Burning for peace
Erín Moure's O Cidadán
In preparation for this week’s commentary, I was flipping through TCR’s recent special issue on multilingualism, and I came across a very interesting essay on translation by Erín Moure. The essay is structured as a kind of journal or daybook recording the process of translating Québecois poet François Turcot’s Mon dinosaure into English. Mouré describes translation not as “bearing across” (get it?!), but as “a poiesis,a making. Each small piece of the Turcot poem, in English, takes hours of building, forming syllables, seeing how they interact.”
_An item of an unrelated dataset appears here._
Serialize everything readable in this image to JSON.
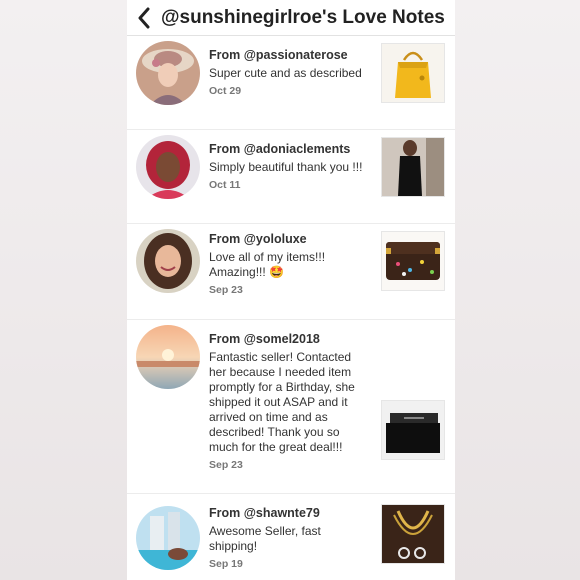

As I read through her meditations on the use of possessives shifted into English (they “lift reading onto a plane that doesn’t exist in English at all”), how grammatical gender interacts with ownership, and the conditional tense (which seems to have “fewer conditions (perhaps)” in French), I was reminded that it was a book of Moure’s that first got me excited about multilingual writing lo these many years ago.
When I was a Master’s student at Temple University in Philadelphia, Moure came to visit our class, and we were all assigned to read O Cidadán, which at that time, I believe, was her most recent book. Immediately, from the first page, the book flung itself wildly among English, French, Latin, Galician, and Spanish, all under the rubric of a Judith Butler-inspired rethinking of citizenship. I was entranced: prior to enrolling at Temple I had lived in Québec, and Moure’s deftness in sliding the articulation of citizenship out of the masculine neuter and into the feminine, out of majority languages and into minority ones, felt familiar and resonant but also bold, exciting.
I also appreciated the humor in O Cidadán. While much of the book is structured as short, essayistic texts, there are also lyric poems addressed to Georgette. These use an overblown, archaic diction that manages to be funny and sincere at once:
Georgette, thou burstest my deafness
…
because I am not yet full of thee I am a burthen
to myself
Thou breathedst odours, and I drew in breath and
did pant for thee, tasted and did hunger, where thou
had touchedst me I did burn
for peace (3)
These poems seem to burst with the force of desire, with the “burn[ing] / for peace,” and with the thickness of language itself. In moving among Englishes and across many languages, O Cidadán asks that we imagine other ways of relating to history, to nationality, to the category of citizenship, to each other. Breathing the odors of this book made me burn for multilingual poetry, and in reading Moure’s essay in TCR I was reminded of that burn, sometimes bright and sometimes slow. I’m reading O Cidadán again.